PROJECT SUMMARY/ABSTRACT
Acute myeloid leukemia (AML) is an aggressive malignancy with a poor prognosis, owing in part to substantial
intratumor genetic heterogeneity that allows specific subclones to evade even intensive chemotherapy. Genomic
studies have identified the spectrum of frequent mutations in AML and suggest a model of sequential mutational
acquisition. Early mutations are believed to confer a fitness advantage to a stem or progenitor cell enabling clonal
expansion and later mutations within this expanding subclone may confer a proliferative advantage resulting in
overt malignancy. AML can occur de novo, but may also develop in patients with myelodysplastic syndrome
(MDS) or clonal hematopoiesis (CH). Across these disease states, DNMT3A mutations are critical initiating
mutations, suggesting an opportunity to target the founding clone of these malignancies.
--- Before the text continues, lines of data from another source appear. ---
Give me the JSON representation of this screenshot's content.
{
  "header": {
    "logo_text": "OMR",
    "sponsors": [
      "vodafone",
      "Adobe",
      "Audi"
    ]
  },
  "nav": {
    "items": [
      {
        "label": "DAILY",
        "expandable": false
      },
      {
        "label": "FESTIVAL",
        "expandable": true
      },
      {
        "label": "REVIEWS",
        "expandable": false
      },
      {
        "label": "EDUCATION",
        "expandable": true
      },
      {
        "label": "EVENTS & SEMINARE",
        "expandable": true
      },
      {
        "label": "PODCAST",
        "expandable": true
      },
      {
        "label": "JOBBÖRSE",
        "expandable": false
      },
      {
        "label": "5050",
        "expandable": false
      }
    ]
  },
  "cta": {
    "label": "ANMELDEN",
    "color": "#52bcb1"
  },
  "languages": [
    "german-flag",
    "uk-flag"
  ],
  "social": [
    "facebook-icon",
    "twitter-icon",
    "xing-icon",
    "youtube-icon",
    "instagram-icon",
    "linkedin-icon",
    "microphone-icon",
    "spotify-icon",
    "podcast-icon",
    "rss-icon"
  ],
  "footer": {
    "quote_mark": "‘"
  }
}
However, targeting of
DNMT3A mutations remains elusive due to a poor understanding of the mechanisms and specific role(s) of these
mutations in disease.
The objective of this proposal is to elucidate the specific oncogenic mechanisms of two frequent DNMT3A
mutations and to define their functional contributions in the maintenance of CH, MDS, and AML. We hypothesize
that genetic restoration of wildtype DNMT3A will block progression of DNMT3A-mutant CH/MDS/AML and thus
that targeting the initiating DNMT3A mutations can provide a therapeutic option in myeloid disease. Moreover, a
complete understanding of DNMT3A mutations will allow for the identification of targetable vulnerabilities
conferred by these mutations. Specific Aim 1 will utilize inducible mouse models and ex vivo CRISPR screens
to define the phenotypes, mechanisms, and conferred vulnerabilities of two DNMT3A mutations in distinct
functional domains of the protein. Specific Aim 2 will use dual recombinase murine models capable of turning on
and off DNMT3A mutations to determine the reversibility of DNMT3A-mutant CH and to evaluate the oncogenic
dependency of DNMT3A mutations in MDS/AML. The implications of these studies will lead to novel therapeutic
approaches for DNMT3A-mutant malignancies.
This proposal will be conducted in the laboratory of Dr. Ross Levine (the Sponsor), who is the head of the
Molecular Cancer Medicine program. The Levine lab is part of the Human Oncology and Pathogenesis Program
at Memorial Sloan Kettering Cancer Center (MSK), a state of the art cancer research institute. Mentorship will
also be provided by Dr. Kristian Helin (the Co-Sponsor), who is the head of the Center for Epigenetics at MSK.
These affiliations, along with the strong scientific and non-scientific assets of the Gerstner Sloan Kettering
Graduate School, will provide a rich set of collaborative, technical, and scientific resources to execute the
proposed research and career development.